The number of devices that can operate on FirstNet, AT&T’s wireless public-safety network, has grown nearly tenfold since the first batch of 17 devices was approved in April 2018.
FirstNet devices fall into two categories: “FirstNet-ready,” which means they can access the network’s private core, running on Band 14, the 700-megahertz spectrum set aside for public-safety communications, or “FirstNet-capable,” which means they share wireless space with AT&T’s commercial customers, where they receive priority and preemption access over non-FirstNet users.
A list published in early December by the National Institute of Standards and Technology includes 163 FirstNet-ready and FirstNet-capable devices.
The updated list includes many of the most popular smartphones, tablets, laptops, modems and handheld push-to-talk devices from more than a dozen manufacturers.
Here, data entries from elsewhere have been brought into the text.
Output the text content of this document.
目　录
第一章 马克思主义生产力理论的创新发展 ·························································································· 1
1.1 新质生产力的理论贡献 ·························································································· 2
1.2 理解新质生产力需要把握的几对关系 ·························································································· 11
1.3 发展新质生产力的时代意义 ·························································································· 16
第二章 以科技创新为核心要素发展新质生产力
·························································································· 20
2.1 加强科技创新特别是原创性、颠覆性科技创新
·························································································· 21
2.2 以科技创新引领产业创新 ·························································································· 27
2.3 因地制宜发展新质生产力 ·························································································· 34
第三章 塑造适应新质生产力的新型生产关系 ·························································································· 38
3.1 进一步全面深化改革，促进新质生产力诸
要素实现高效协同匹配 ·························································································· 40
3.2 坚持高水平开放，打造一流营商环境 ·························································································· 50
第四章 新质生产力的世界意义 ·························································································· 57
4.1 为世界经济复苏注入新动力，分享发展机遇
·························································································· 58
Every iPhone since the iPhone 6 is FirstNet-capable, while the iPhone XS and iPhone XS Max are the first to be certified as FirstNet-ready. Most versions of Samsung’s Galaxy smartphone series are FirstNet-capable, dating back to the Galaxy J2 model, which was released in October 2015. Other popular brand names gracing the list include Motorola, Dell, Panasonic and LG, along with some lesser-known names, such as Cradlepoint, Zebra, Getac and Siyata. Only one BlackBerry is FirstNet-capable: the KEYone.
As for non-smartphone devices, Apple watches dating back to the Apple Watch series 4 are FirstNet-capable. Tablets from Apple, including iPads and iPad Pros dating back to 2014, are all at least FirstNet-capable, along with some tablets from Samsung, Dell and Getac.
See the embedded document below for the full list of supported devices. Those designated as having Band 14 support are FirstNet-ready, while those designated as not having Band 14 support are considered FirstNet-capable.
The list of FirstNet-supported devices will continue to grow as more manufacturers standardize the required capabilities, which include Band 14 spectrum functionality, FirstNet UICC or SIM functionality, and compatibility with FirstNet’s private core.
AT&T and FirstNet announced in early December the network was more than 75 complete and has more than 1 million connections and 10,000 agency subscriptions.